I truly appreciate the current Black Lives Matter movement because we, as a society, have no choice but to reexamine our views of Black people and Black culture. It’s certainly forced me to be honest about my own childhood and to make efforts to undo all the colorism that I internalized. (Related post here.)
Critics will say that BLM has no place in “monolithic” Japan. But, let’s remember that BLM isn’t just about police brutality and qualified immunity. It’s about acknowledging systemic racism and intersectionality in the United States.
BLM is also about how the media can negatively influence global perspectives on Black travelers, Black immigrants, and Black people in general. (Case in point: NHK’s cringeworthy attempt at an animated short to explain BLM to a Japanese audience.)
In my case, I personally don’t see the need for Japanese society to accept me. I’m not Japanese, never have been, and never will be. I do have a bit of fun when asked to present my Alien Registration Card as identification (because I don’t have one). This life is easy for me to accept, as coming here was my choice.
I worry about how my daughter will feel growing up in Japan. (We have many reasons for setting up home in Japan. However, life in the US is not entirely off the table, especially if Hawaii is an option!)
My baby Kaiju is now 3 years old, and I don’t know what’s in her future.
I don’t yet know the struggles of raising a ha-fu* child in Japan.
Because she goes to daycare at the school where I work, where her teachers and classmates know me.
But, we can’t stay in this bubble forever.
*”Half” (ハーフ | ha-fu) means “half Japanese,” a child with one Japanese parent and one non-Japanese parent. It is a loaded term and it’s not uncommon for parents of mixed kids to avoid using it. I am aware that “half” typically describes people who have “Eurasian” features.
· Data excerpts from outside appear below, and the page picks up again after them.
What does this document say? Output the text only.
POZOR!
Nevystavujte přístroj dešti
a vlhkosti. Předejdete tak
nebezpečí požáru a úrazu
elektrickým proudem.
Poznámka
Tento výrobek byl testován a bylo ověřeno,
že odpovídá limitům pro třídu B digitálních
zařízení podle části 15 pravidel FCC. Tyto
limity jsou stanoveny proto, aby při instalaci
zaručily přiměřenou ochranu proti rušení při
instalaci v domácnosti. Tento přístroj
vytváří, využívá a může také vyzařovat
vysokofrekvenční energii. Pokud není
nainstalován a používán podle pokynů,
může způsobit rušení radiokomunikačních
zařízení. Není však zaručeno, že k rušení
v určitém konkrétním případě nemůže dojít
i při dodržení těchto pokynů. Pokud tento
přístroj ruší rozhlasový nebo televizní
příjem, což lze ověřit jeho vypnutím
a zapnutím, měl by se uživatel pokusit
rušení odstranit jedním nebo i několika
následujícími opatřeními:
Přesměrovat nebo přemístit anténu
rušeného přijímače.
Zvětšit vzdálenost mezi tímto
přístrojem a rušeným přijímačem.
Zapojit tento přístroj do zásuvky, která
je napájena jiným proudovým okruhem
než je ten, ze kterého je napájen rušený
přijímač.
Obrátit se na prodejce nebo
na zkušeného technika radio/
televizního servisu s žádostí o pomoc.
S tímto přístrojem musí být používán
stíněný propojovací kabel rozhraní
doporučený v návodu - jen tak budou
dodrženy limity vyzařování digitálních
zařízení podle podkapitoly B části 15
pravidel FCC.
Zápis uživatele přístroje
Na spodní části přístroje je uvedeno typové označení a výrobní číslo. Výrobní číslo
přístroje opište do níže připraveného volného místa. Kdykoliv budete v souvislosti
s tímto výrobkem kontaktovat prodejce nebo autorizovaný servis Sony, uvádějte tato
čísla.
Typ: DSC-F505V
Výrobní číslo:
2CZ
However, when writing this, I am using it in relation to all mixed kids, regardless if they’re Asian/Japanese, Black/Japanese, White/Japanese, etc.
My daughter is Black. She’s also Japanese.
Now, how society sees her is different. There is/will be no singular answer.
She will encounter all kinds of people, in Japan, and outside of Japan, curious about her looks and background. And, her looks and gender will influence how people perceive her and treat her.
In the US, her skin tone, “good” hair texture, and “exotic” background will provide her with privileges.
These privileges will unfortunately come at the expense of dark skinned women with less than desirable features and hair textures.
On the other hand, my daughter doesn’t look Japanese. So, here in Japan, her looks are sure to invite curiosity in elementary school and beyond. It’s very likely that she won’t look like anyone else at school or have classmates with a similar background
No doubt she’ll hear (unintentional?) backhanded compliments related to her family tree (specifically having a Black mom and Black relatives). Her Japanese language ability will “impress” many. She’ll “wow” with her supposedly innate athletic abilities.
There’s sure to be hurtful words to come in her future, unfortunately.
Will she come to resent her background and wish her features were more Japanese?
Will she hide me from her classmates and beg me not to attend her recitals, athletic games, and other school/social functions?
Unfortunately, I know those feelings all too well…
This won’t be an easy journey for either of us.
That’s why it’s important for me to embrace myself as I am and to be honest about colorism and my Black experience in Japan. I want my daughter to find the beauty in her features as well as in the features of other women.
I am still unlearning colorism. Honestly, at times, I can’t even tell if my love of Japanese sunscreen is because I’m 100% Team #Fuckcancer or if I’m afraid of getting darker. Strange how things said decades ago still ring fresh in my mind, yet I’m always misplacing my iPhone…
Speaking out about colorism and my Black experience in Japan goes beyond my responsibilities as a parent. It also means using my platform to address social issues and becoming a better ally and supporter of those with darker complextions.